Question9: With the discussion until now I came up with few conclusions: Do we really need reconfiguration? Yes we do need. We do need reconfiguration; because for instance in FPGA we can use it for recompression. Do we need partial reconfiguration? In my opinion, yes we need it because I want only part of my logic to change. I want the rest of the system to work as before. And of course it would be very good to involve software engineers in this field and have a tool to deliver reconfigurable HW from C code. But the thing is that they can’t do this because synthesizes tools show that they will not be optimal enough. Up to my knowledge we have not been able to convince the investors to invest on making a tool chain for CGRAs.

Jari: let’s ask the panel what would you do if you had extra million Euros for investing coarse grain reconfigurable company?

Tapani: Obviously the development tool for CGRAs will take place in one form or another. My guess is that it will happen gradually. It is not going to be a disruptive migration by some brilliant new CGRA tool acquired by some unknown company. Industrial tools will develop under market demands.

Question10: Suppose you take extra passive device for video and MPEG encoders, which have similar implementation, if we can route this similar implementation and put them on the cloud, how efficient this could be? Is this feasible or not?

Tapani: I am not a member of cloud team who would be worry about clock computing and security but it would be a massive storage for your data.

Leandro: I really want to have an embedded system in such a way that it has the lowest possible specification which satisfies the requirements with the performance cost, energy and so on. If you assume that you have such a system on the cloud and use your infinite storage for infinite processing, for every piece of computation that I can do remotely at zero cost, I have to pay the cost of communication to get the result back.
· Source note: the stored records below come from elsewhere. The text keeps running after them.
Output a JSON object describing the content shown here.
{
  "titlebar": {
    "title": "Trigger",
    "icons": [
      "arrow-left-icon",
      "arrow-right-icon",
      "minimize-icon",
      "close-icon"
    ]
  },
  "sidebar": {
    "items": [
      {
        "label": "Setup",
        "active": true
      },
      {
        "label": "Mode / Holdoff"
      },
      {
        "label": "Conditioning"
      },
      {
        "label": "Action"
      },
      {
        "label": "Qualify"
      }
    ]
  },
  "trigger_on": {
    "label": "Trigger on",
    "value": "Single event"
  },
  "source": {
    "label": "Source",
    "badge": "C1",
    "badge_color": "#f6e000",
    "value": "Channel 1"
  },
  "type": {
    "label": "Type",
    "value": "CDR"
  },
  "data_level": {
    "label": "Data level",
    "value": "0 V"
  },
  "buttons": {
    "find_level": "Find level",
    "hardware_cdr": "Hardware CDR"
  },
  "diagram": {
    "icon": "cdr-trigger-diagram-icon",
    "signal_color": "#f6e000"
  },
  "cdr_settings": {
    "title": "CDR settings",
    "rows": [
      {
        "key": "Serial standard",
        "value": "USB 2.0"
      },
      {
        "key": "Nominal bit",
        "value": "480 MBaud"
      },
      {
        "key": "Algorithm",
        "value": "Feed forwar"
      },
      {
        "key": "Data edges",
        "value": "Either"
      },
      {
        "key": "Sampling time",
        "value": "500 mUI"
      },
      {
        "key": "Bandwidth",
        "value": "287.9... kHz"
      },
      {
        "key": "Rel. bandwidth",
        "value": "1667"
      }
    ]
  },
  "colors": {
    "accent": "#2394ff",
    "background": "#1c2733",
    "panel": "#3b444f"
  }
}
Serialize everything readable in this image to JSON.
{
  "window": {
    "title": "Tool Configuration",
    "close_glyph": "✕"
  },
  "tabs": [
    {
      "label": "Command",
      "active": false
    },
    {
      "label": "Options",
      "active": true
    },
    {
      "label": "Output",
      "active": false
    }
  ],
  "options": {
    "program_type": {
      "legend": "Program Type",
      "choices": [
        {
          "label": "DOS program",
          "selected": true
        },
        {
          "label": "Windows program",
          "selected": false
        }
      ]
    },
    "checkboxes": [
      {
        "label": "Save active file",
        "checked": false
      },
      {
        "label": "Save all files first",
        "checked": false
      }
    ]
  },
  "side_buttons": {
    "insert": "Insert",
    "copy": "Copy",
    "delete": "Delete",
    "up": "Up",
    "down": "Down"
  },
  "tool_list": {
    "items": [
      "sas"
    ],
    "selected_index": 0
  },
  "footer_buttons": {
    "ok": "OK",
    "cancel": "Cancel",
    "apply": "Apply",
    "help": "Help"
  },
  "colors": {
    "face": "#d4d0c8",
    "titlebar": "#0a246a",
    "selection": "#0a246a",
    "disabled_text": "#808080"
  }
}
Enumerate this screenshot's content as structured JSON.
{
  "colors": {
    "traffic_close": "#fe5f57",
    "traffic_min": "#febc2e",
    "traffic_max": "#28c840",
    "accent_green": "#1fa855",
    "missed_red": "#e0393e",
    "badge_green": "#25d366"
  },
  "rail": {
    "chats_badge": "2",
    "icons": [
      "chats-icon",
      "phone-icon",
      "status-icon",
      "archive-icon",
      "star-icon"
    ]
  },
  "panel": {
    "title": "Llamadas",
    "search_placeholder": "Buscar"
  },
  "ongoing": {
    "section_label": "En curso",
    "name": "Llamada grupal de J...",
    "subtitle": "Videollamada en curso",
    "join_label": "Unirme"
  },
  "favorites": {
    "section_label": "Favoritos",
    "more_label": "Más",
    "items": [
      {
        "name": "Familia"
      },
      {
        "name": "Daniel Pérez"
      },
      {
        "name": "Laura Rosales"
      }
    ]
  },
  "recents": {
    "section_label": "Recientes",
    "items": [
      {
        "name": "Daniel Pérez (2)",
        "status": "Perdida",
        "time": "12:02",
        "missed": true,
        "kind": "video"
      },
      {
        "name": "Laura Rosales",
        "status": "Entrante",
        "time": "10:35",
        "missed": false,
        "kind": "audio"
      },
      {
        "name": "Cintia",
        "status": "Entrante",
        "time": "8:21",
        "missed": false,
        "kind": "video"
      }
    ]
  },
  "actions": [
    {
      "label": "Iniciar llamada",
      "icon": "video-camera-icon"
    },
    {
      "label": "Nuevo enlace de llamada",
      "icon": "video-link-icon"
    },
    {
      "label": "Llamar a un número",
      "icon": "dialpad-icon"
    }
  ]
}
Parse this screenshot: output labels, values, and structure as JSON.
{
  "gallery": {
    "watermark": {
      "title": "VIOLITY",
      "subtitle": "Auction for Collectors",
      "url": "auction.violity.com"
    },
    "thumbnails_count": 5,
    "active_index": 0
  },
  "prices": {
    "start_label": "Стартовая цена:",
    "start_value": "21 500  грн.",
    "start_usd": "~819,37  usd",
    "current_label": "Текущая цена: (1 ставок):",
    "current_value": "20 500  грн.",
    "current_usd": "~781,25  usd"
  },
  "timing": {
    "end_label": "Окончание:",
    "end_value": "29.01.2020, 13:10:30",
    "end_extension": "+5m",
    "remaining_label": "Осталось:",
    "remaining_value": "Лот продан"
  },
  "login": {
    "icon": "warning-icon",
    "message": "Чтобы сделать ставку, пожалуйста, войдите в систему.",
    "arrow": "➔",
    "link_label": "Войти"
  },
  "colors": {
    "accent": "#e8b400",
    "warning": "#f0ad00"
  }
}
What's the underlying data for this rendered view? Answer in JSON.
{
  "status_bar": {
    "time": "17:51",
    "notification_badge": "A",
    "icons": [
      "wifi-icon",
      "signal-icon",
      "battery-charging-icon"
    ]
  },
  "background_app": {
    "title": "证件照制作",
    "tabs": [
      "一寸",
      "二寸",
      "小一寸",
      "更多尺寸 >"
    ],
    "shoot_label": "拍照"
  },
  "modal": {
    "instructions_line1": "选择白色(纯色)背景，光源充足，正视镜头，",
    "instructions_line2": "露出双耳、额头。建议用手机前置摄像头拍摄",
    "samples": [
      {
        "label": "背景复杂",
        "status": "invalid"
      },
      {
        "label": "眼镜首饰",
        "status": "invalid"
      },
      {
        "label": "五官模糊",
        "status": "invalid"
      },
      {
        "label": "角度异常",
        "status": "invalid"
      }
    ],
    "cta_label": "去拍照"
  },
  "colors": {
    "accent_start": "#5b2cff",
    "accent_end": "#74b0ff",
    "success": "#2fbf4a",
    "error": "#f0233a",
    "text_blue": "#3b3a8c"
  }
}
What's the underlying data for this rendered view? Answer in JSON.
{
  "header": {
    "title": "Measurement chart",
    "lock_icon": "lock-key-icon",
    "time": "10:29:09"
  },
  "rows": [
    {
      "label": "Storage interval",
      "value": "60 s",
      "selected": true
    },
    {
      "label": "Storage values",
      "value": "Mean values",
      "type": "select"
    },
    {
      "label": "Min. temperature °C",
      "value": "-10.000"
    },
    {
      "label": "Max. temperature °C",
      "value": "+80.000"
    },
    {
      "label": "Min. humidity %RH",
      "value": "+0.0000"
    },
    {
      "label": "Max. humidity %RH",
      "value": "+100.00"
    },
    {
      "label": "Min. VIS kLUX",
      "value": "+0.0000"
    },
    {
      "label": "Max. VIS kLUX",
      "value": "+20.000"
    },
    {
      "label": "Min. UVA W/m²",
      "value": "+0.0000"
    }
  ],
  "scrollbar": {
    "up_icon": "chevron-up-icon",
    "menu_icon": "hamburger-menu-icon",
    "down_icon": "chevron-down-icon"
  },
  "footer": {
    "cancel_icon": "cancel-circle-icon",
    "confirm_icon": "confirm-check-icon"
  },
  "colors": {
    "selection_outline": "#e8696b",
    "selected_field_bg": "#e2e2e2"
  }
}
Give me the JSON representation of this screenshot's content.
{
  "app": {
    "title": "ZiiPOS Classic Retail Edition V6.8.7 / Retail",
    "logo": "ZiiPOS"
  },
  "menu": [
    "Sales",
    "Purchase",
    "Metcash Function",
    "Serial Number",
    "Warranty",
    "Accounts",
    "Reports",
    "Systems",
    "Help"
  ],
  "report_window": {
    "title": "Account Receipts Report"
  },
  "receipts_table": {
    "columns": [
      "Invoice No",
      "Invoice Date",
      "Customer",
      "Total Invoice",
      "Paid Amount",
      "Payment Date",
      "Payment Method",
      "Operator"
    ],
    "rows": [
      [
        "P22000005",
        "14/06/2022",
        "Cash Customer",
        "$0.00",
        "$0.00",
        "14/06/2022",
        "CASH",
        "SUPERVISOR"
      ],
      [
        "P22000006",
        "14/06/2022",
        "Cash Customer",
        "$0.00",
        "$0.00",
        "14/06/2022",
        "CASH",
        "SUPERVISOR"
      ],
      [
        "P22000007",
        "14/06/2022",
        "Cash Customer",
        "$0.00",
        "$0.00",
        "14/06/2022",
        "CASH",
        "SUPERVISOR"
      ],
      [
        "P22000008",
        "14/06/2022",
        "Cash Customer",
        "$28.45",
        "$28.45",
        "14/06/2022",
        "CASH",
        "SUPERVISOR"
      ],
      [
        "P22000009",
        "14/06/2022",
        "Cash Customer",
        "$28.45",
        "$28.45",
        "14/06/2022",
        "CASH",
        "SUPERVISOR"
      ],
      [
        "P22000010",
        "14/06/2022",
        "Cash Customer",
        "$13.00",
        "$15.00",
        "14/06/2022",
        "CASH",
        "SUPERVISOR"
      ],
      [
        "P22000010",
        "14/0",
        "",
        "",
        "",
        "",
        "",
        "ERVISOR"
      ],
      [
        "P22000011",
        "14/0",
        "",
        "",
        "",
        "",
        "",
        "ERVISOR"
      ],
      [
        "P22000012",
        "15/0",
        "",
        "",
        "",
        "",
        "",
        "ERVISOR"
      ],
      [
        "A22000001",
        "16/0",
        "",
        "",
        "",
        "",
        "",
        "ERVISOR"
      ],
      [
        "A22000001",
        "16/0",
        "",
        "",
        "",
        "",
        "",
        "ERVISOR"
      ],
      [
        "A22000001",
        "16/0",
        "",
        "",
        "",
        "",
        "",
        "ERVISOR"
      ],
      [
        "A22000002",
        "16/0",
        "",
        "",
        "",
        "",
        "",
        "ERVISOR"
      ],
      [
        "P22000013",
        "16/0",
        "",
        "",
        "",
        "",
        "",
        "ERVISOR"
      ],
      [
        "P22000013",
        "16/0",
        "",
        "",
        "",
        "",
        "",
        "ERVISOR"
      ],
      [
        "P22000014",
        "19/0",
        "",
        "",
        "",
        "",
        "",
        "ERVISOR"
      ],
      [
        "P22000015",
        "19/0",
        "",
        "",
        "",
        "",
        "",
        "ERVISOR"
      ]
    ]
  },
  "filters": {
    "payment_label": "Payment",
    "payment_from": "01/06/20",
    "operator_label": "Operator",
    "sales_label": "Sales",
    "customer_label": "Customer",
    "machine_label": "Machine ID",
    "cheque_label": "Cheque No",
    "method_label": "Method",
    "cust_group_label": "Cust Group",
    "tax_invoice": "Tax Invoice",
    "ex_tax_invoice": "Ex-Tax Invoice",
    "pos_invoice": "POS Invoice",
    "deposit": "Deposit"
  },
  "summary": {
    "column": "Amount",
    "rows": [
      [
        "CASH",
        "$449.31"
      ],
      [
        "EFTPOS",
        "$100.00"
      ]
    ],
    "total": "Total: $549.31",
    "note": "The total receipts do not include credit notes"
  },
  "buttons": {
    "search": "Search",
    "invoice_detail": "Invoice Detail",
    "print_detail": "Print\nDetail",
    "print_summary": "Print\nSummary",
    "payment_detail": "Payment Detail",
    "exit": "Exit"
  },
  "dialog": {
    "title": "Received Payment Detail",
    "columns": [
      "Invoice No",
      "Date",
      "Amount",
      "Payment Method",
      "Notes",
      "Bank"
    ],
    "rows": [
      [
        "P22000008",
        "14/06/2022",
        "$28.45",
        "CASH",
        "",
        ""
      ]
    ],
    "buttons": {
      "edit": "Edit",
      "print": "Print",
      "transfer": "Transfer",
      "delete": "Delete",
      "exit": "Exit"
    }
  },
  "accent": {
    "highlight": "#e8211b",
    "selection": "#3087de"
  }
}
If the cost of communication is less that the cost of computation, of course I can do the infinite similar sort of thread of my multi-processor as well. The major problem at the moment is the level of dependability, which is very hard to be qualified. Hence, even if the cost of communication of the results is low but the dependability of your kernel is high, it sounds like that this will be invalid in the cloud. Another problem at the moment is the reliability of this communication.

Tapani: The amount of data you need to retrieve from the cloud can be the communication bottleneck. You will face a problem if there is potentially huge amount of data to send to the cloud at the beginning, but the result is small amount of data. In this case it is beneficial if you route the communication back to your device. The future will show what would come over the cloud in the end. Working with cloud is also not energy efficient at some cases.

Claudio: Last year professor Jan Rabaey was in Tampere. In his speech he mentioned that for sure, energy consumption would be the future concern; because in his vision, massive amount of computation would have to be done in the data center. I believe that, in some cases, the bandwidth and latency are other issues. Probably in most cases latency won’t be that critical that t we cannot afford to wait even for a very short time but I’m not 100% sure about the power consumption.

Leandro: We have some example of 3D rendering for complex games. Many companies are remotely rendering videos of the games, on big farms. In these cases losing a frame of game might lead to get shot on the game, but you will not die in a real life. If such a thing is controlling a plain, I am not sure if I would fly with that plain.

Tapani: Exactly. If you have a battery power device that you want to have mobile game on it, obviously it is not going to be happened with 1 ampere of the battery. You need the computation power from the cloud to enable this type of application.

Jari: I think we are so far from where we started, so we are high up in the clouds now, I think it’s done and thanks to these gentlemen for their nice discussion.